La sala de conferencias tenía vista a la ciudad, con ventanales del suelo al techo que proporcionaban una vista imponente. Gavin Cooper se puso de pie cuando entré, extendiendo su mano.

—Sr. Carter, un gusto verlo de nuevo.

—Gavin —estreché su mano con firmeza—. Gracias por hacer tiempo.

—¿Bromea? Cuando Carter Enterprises llama, nosotros respondemos —señaló a su equipo—. Recuerda a Sarah Kim, nuestra CFO, y a Michael Davis, jefe de adquisiciones. Esta es Laura Mitchell, nuestra asesora legal.

Asentí a cada uno de ellos.

—Agradezco que todos estén aquí. ¿Deberíamos comenzar?

Durante la siguiente hora, discutimos detalles de la cartera, proyecciones de mercado y términos de adquisición. El equipo de Gavin había hecho su tarea, haciendo preguntas incisivas sobre planes de integración y estrategia a largo plazo.

—Las propiedades de la costa oeste son nuestros activos más fuertes —explicó Sarah, mostrando una presentación en la pantalla—. Tasas de ocupación promedio por encima del noventa por ciento, ingresos de alquiler sólidos, excelente potencial de apreciación.

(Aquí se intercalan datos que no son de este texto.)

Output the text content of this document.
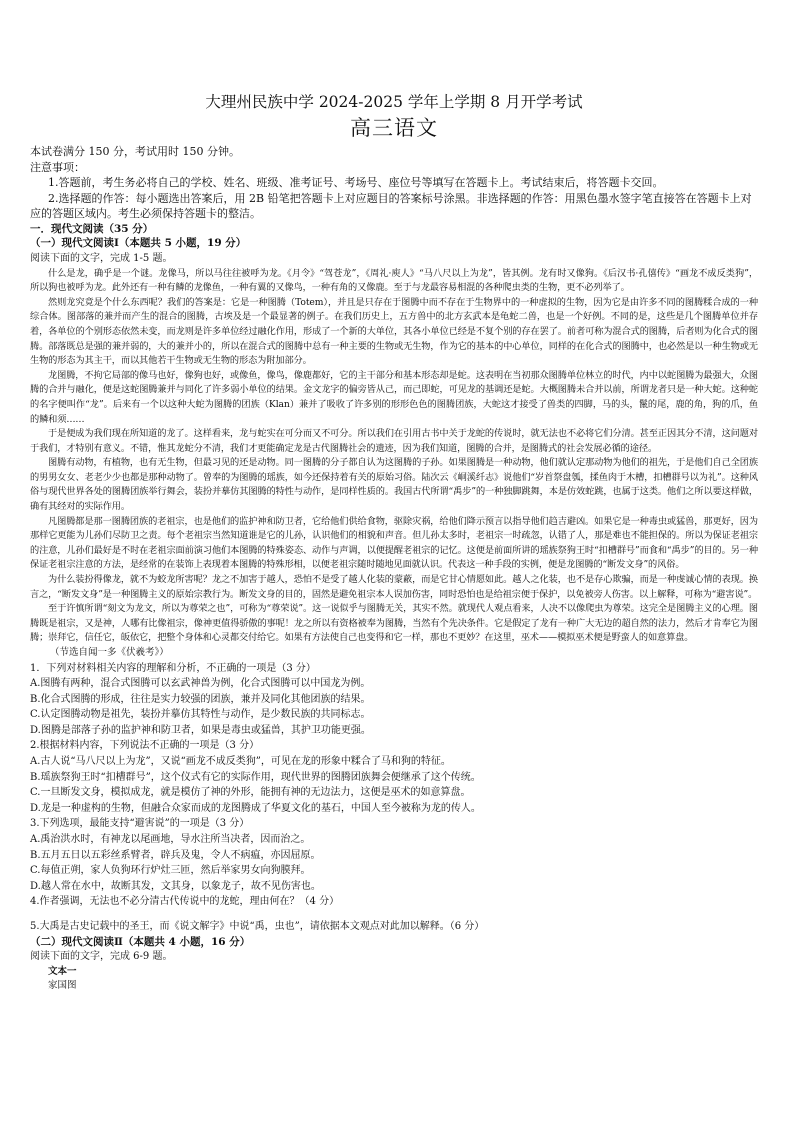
大理州民族中学 2024-2025 学年上学期 8 月开学考试
高三语文

本试卷满分 150 分，考试用时 150 分钟。

注意事项：

1.答题前，考生务必将自己的学校、姓名、班级、准考证号、考场号、座位号等填写在答题卡上。考试结束后，将答题卡交回。

2.选择题的作答：每小题选出答案后，用 2B 铅笔把答题卡上对应题目的答案标号涂黑。非选择题的作答：用黑色墨水签字笔直接答在答题卡上对应的答题区域内。考生必须保持答题卡的整洁。

一．现代文阅读（35 分）

（一）现代文阅读Ⅰ（本题共 5 小题，19 分）

阅读下面的文字，完成 1-5 题。

什么是龙，确乎是一个谜。龙像马，所以马往往被呼为龙。《月令》“驾苍龙”，《周礼·庾人》“马八尺以上为龙”，皆其例。龙有时又像狗。《后汉书·孔僖传》“画龙不成反类狗”，所以狗也被呼为龙。此外还有一种有鳞的龙像鱼，一种有翼的又像鸟，一种有角的又像鹿。至于与龙最容易相混的各种爬虫类的生物，更不必列举了。

然则龙究竟是个什么东西呢？我们的答案是：它是一种图腾（Totem），并且是只存在于图腾中而不存在于生物界中的一种虚拟的生物，因为它是由许多不同的图腾糅合成的一种综合体。图部落的兼并而产生的混合的图腾，古埃及是一个最显著的例子。在我们历史上，五方兽中的北方玄武本是龟蛇二兽，也是一个好例。不同的是，这些是几个图腾单位并存着，各单位的个别形态依然未变，而龙则是许多单位经过融化作用，形成了一个新的大单位，其各小单位已经是不复个别的存在罢了。前者可称为混合式的图腾，后者则为化合式的图腾。部落既总是强的兼并弱的，大的兼并小的，所以在混合式的图腾中总有一种主要的生物或无生物，作为它的基本的中心单位，同样的在化合式的图腾中，也必然是以一种生物或无生物的形态为其主干，而以其他若干生物或无生物的形态为附加部分。

龙图腾，不拘它局部的像马也好，像狗也好，或像鱼，像鸟，像鹿都好，它的主干部分和基本形态却是蛇。这表明在当初那众图腾单位林立的时代，内中以蛇图腾为最强大，众图腾的合并与融化，便是这蛇图腾兼并与同化了许多弱小单位的结果。金文龙字的偏旁皆从己，而己即蛇，可见龙的基调还是蛇。大概图腾未合并以前，所谓龙者只是一种大蛇。这种蛇的名字便叫作“龙”。后来有一个以这种大蛇为图腾的团族（Klan）兼并了吸收了许多别的形形色色的图腾团族，大蛇这才接受了兽类的四脚，马的头，鬣的尾，鹿的角，狗的爪，鱼的鳞和须……

于是便成为我们现在所知道的龙了。这样看来，龙与蛇实在可分而又不可分。所以我们在引用古书中关于龙蛇的传说时，就无法也不必将它们分清。甚至正因其分不清，这问题对于我们，才特别有意义。不错，惟其龙蛇分不清，我们才更能确定龙是古代图腾社会的遗迹，因为我们知道，图腾的合并，是图腾式的社会发展必循的途径。

图腾有动物，有植物，也有无生物，但最习见的还是动物。同一图腾的分子都自认为这图腾的子孙。如果图腾是一种动物，他们就认定那动物为他们的祖先，于是他们自己全团族的男男女女、老老少少也都是那种动物了。曾奉的为图腾的瑶族，如今还保持着有关的原始习俗。陆次云《峒溪纤志》说他们“岁首祭盘瓠，揉鱼肉于木槽，扣槽群号以为礼”。这种风俗与现代世界各处的图腾团族举行舞会，装扮并摹仿其图腾的特性与动作，是同样性质的。我国古代所谓“禹步”的一种独脚跳舞，本是仿效蛇跳，也属于这类。他们之所以要这样做，确有其经对的实际作用。

凡图腾都是那一图腾团族的老祖宗，也是他们的监护神和防卫者，它给他们供给食物，驱除灾祸，给他们降示预言以指导他们趋吉避凶。如果它是一种毒虫或猛兽，那更好，因为那样它更能为儿孙们尽防卫之责。每个老祖宗当然知道谁是它的儿孙，认识他们的相貌和声音。但儿孙太多时，老祖宗一时疏忽，认错了人，那是难也不能担保的。所以为保证老祖宗的注意，儿孙们最好是不时在老祖宗面前演习他们本图腾的特殊姿态、动作与声调，以便提醒老祖宗的记忆。这便是前面所讲的瑶族祭狗王时“扣槽群号”而食和“禹步”的目的。另一种保证老祖宗注意的方法，是经常的在装饰上表现着本图腾的特殊形相，以便老祖宗随时随地见面就认识。代表这一种手段的实例，便是龙图腾的“断发文身”的风俗。

为什么装扮得像龙，就不为蛟龙所害呢？龙之不加害于越人，恐怕不是受了越人化装的蒙蔽，而是它甘心情愿如此。越人之化装，也不是存心欺骗，而是一种虔诚心情的表现。换言之，“断发文身”是一种图腾主义的原始宗教行为。断发文身的目的，固然是避免祖宗本人误加伤害，同时恐怕也是给祖宗便于保护，以免被旁人伤害。以上解释，可称为“避害说”。

至于许慎所谓“刻文为龙文，所以为尊荣之也”，可称为“尊荣说”。这一说似乎与图腾无关，其实不然。就现代人观点看来，人决不以像爬虫为尊荣。这完全是图腾主义的心理。图腾既是祖宗，又是神，人哪有比像祖宗，像神更值得骄傲的事呢！龙之所以有资格被奉为图腾，当然有个先决条件。它是假定了龙有一种广大无边的超自然的法力，然后才肯奉它为图腾；崇拜它，信任它，皈依它，把整个身体和心灵都交付给它。如果有方法使自己也变得和它一样，那也不更妙？在这里，巫术——模拟巫术便是野蛮人的如意算盘。

（节选自闻一多《伏羲考》）

1．下列对材料相关内容的理解和分析，不正确的一项是（3 分）

A.图腾有两种，混合式图腾可以玄武神兽为例，化合式图腾可以中国龙为例。

B.化合式图腾的形成，往往是实力较强的团族，兼并及同化其他团族的结果。

C.认定图腾动物是祖先，装扮并摹仿其特性与动作，是少数民族的共同标志。

D.图腾是部落子孙的监护神和防卫者，如果是毒虫或猛兽，其护卫功能更强。

2.根据材料内容，下列说法不正确的一项是（3 分）

A.古人说“马八尺以上为龙”，又说“画龙不成反类狗”，可见在龙的形象中糅合了马和狗的特征。

B.瑶族祭狗王时“扣槽群号”，这个仪式有它的实际作用，现代世界的图腾团族舞会便继承了这个传统。

C.一旦断发文身，模拟成龙，就是模仿了神的外形，能拥有神的无边法力，这便是巫术的如意算盘。

D.龙是一种虚构的生物，但融合众家而成的龙图腾成了华夏文化的基石，中国人至今被称为龙的传人。

3.下列选项，最能支持“避害说”的一项是（3 分）

A.禹治洪水时，有神龙以尾画地，导水注所当决者，因而治之。

B.五月五日以五彩丝系臂者，辟兵及鬼，令人不病瘟，亦因屈原。

C.每值正朔，家人负狗环行炉灶三匝，然后举家男女向狗膜拜。

D.越人常在水中，故断其发，文其身，以象龙子，故不见伤害也。

4.作者强调，无法也不必分清古代传说中的龙蛇，理由何在？（4 分）

5.大禹是古史记载中的圣王，而《说文解字》中说“禹，虫也”，请依据本文观点对此加以解释。（6 分）

（二）现代文阅读Ⅱ（本题共 4 小题，16 分）

阅读下面的文字，完成 6-9 题。

文本一

家国图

—Lo cual es exactamente por lo que estamos interesados —respondí—. Carter Enterprises ha estado expandiendo nuestra división de bienes raíces comerciales. Su cartera encaja perfectamente con nuestros planes de desarrollo.

Michael se inclinó hacia adelante.

—Hemos tenido otras ofertas. ¿Qué hace que la propuesta de Carter sea más atractiva?

—Velocidad y certeza —mostré nuestras proyecciones financieras—. Podemos cerrar en sesenta días. Oferta en efectivo, sin contingencias de financiamiento. Ustedes se van limpios.

Laura, la asesora legal, intervino.

—¿Y los equipos de gestión existentes?

—Permanecen en su lugar durante al menos dieciocho meses, con bonos de desempeño vinculados a las tasas de ocupación e ingresos por alquiler. No buscamos desmantelar sus operaciones.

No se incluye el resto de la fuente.